While harassment from everyday people was common for the activists in the civil rights movement, it was often encouraged by police brutality. Protesters were broken up by the police, mostly by force. This included people being sprayed with fire hoses, attacked by police dogs, or beaten by policemen. It also encompassed police homicides, unlawful arrests, assaults, abusive language, and racial slurs, as well as the sexual exploitation of black women. These attacks were targeted at anyone and everyone: women, men, teenagers, old, or young. All people of color and their counterparts who supported the cause. Even though police brutality had been expressed as a political issue long before the civil rights movement, it became an increasingly bigger threat during this time. If people were not enraged by the treatment of activists by other white people, they surely were when violence from the police appeared on the news. Not only were people upset for African Americans, but also their safety as well.

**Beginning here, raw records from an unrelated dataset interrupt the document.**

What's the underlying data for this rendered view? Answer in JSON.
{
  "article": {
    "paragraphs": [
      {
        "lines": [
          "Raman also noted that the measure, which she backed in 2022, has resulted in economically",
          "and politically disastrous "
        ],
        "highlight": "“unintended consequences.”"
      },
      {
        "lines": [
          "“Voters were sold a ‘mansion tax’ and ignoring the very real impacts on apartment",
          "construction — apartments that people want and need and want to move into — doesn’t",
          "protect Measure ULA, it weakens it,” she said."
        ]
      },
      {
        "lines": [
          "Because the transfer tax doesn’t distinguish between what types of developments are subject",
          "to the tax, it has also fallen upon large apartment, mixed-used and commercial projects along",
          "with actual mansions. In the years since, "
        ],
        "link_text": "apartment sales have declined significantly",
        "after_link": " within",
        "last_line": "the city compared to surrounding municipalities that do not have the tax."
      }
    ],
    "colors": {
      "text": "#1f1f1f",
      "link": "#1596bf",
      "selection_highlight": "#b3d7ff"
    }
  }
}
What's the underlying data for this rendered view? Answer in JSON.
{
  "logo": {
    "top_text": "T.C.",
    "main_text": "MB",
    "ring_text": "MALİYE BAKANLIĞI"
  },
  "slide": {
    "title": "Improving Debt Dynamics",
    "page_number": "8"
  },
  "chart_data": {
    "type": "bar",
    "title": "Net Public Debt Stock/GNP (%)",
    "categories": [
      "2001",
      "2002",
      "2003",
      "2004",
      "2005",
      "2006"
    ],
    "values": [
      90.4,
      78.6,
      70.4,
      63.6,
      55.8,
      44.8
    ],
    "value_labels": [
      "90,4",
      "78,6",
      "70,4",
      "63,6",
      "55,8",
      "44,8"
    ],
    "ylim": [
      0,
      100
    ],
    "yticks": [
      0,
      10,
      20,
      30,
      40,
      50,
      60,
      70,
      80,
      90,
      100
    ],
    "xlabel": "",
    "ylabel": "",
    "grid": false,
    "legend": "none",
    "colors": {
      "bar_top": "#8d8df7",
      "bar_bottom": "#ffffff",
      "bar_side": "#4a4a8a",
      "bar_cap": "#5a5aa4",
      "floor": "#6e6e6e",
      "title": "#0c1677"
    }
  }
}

Stop Police Brutality, Freedom Vote Elect Aaron Henry

Resistance among the police force continued, ignoring citizen calls for reform and review of the police system. However, the police department had the support of politicians, segregationists, district attorneys, judges, and white supremacist groups to carry out this form of violence in the streets. Activists almost always expected to stay a night or two in jail, the police beating of prisoners was never a surprise, and the availability of justice for the black defendants in the courts was limited, if there at all. Yet, the civil rights activists pushed on. They, too, resisted police violence by staging sit-ins, boycotts, picketing, and armed confrontations like the Black Panthers. Ironically, police brutality in the cities served to unify the communities and created more friends for the civil rights movement.

 

Black Panthers, Anti-War March

The Black Panther Party (BPP) was a group of black-power activists, founded in 1966. They sought to provoke and use black rage against racism and went against the nonviolent mantra of the civil rights movement. These men represented a masculine picture of black power and, through similar force of the military, they sought revenge against racist police, as well as other white supremacists. Wearing military-style clothing and armed with guns, the BPP followed police vehicles and made their presence known during police arrests of black citizens. What made their group well-known among others was their armed protests, direct confrontation with the police, and being ready and willing to fight back against white violence. Also carrying copies of the Bill of Rights, the BPP believed that they could end police brutality in black communities by organizing black self-defense groups. This group hoped to empower the black population and insisted on their rights to self-defense.